If your employer has filed a petition to suspend your workers' comp benefits, you are likely worried and confused. The reason a Petition to Suspend has been filed is because the insurance company no longer wants to pay disability benefits. There are multiple bases upon which an employer may attempt to cut off your benefits. In Pennsylvania, a Petition to Suspend may be filed if the injured worker returns to work, refuses to return to work, fails to return specific LIBC forms required to be completed under the PA Workers' Compensation Act, on the basis of a Labor Market Survey, or even if an injured worker has turned down recommended medical treatment. Each of these situations provides the employer or insurance company a chance to get out of the obligation to pay an injured worker his or her wage loss benefits.
What do I do now?
If your employer has filed a petition to suspend your benefits, the first thing you should do is contact an experienced workers' compensation attorney. An initial consultation is free. The attorney will be able to explain why and how the insurance company is attempting to cut off your benefits, what steps need to be taken to protect your interests, and evaluate the likelihood of success. The attorney will also be able to determine, after assessing your priorities, whether it is smart to look at settlement or simply litigate the case to a judge's decision.

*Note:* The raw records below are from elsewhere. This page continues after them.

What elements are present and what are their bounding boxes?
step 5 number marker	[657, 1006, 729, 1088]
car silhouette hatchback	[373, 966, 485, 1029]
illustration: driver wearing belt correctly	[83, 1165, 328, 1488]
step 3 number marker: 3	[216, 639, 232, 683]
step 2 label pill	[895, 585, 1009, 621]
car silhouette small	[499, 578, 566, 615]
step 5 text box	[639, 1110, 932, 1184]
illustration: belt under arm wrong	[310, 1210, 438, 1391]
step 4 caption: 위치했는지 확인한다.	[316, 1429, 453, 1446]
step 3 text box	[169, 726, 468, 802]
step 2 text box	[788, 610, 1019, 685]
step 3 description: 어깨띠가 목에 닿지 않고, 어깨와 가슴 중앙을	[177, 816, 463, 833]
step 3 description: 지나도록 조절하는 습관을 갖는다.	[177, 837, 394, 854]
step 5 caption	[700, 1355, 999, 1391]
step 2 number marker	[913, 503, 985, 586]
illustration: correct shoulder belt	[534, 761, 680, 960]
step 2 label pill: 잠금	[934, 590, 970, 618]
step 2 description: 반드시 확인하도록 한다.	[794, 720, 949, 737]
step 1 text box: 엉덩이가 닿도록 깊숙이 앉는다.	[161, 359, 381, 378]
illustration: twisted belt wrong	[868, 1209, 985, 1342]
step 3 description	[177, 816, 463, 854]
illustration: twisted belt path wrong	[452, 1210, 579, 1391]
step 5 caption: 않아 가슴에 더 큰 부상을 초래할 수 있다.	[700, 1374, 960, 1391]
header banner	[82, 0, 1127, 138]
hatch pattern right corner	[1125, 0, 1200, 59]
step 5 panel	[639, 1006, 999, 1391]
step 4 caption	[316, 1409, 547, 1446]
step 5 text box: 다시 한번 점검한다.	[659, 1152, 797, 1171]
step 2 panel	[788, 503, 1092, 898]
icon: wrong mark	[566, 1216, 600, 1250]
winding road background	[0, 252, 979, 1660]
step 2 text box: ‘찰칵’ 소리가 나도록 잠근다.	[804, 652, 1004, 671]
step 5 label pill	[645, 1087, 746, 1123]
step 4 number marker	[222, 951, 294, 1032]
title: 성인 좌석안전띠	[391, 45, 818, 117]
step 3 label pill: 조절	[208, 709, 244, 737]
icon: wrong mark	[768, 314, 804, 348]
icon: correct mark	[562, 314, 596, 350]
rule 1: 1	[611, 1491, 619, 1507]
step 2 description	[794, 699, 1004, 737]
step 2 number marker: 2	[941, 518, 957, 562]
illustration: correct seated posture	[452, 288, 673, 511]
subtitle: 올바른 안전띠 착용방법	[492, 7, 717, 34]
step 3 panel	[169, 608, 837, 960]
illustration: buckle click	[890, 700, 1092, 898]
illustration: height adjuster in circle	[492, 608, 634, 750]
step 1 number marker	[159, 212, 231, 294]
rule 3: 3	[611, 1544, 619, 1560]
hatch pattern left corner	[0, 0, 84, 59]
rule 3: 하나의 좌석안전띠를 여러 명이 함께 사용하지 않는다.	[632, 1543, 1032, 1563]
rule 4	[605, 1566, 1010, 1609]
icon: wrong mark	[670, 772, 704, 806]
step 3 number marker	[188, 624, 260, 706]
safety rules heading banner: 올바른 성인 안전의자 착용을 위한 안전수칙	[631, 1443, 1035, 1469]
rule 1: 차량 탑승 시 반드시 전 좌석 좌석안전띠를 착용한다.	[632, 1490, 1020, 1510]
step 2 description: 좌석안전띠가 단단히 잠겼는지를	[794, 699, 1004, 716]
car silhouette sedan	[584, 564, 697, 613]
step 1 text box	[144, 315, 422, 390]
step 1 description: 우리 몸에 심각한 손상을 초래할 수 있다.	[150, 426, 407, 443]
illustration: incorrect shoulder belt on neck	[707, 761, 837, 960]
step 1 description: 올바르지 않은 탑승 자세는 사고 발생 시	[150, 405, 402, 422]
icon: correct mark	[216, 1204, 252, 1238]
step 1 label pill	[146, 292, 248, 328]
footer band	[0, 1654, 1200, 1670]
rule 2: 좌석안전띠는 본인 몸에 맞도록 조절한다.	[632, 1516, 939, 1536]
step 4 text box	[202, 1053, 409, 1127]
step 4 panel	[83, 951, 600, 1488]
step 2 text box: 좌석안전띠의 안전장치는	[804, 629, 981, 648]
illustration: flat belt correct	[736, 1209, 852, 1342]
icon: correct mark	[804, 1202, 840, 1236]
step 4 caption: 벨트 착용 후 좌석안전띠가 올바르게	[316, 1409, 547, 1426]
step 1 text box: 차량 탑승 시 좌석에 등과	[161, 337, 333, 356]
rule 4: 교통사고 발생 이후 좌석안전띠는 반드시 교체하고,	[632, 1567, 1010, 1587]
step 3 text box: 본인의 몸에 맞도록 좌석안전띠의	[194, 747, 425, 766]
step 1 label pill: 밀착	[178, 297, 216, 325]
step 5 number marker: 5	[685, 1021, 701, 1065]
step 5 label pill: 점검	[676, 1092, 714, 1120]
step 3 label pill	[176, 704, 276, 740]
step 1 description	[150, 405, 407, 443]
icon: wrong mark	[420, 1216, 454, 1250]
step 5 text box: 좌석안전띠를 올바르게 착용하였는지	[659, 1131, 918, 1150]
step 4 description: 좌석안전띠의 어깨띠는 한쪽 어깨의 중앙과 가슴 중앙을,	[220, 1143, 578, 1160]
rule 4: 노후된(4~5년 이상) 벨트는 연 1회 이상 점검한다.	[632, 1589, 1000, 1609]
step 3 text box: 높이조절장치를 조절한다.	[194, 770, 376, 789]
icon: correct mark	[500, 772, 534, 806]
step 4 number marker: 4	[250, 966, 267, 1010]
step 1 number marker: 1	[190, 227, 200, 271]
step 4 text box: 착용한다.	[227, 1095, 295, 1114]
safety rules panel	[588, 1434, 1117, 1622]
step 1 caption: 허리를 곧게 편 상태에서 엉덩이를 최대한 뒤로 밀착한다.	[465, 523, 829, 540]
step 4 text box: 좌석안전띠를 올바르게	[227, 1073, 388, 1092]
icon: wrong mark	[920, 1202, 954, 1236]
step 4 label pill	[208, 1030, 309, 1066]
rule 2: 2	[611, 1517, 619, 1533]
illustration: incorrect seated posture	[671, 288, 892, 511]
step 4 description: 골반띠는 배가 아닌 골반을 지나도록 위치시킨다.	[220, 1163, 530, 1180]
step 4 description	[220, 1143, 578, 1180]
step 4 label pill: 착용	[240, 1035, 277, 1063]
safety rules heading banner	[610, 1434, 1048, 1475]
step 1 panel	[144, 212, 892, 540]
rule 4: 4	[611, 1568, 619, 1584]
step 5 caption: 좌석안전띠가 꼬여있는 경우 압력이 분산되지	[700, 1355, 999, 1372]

It's important to realize that in a Petition to Suspend, the burden of proof is on the Employer/Insurance Company. This doesn't mean that the injured worker always wins, but the worker is in an advantageous position. Because there are many different bases upon which a Petition to Suspend may be filed and because each situation is different, it's important that your attorney know exactly what is going in your case. Sometimes, even if your benefits have been suspended you may be entitled to reinstatement of your workers' comp benefits. The earlier you reach out to an attorney, the better equipped you are to deal with the petition and the sooner you can breathe easy knowing your case is being handled.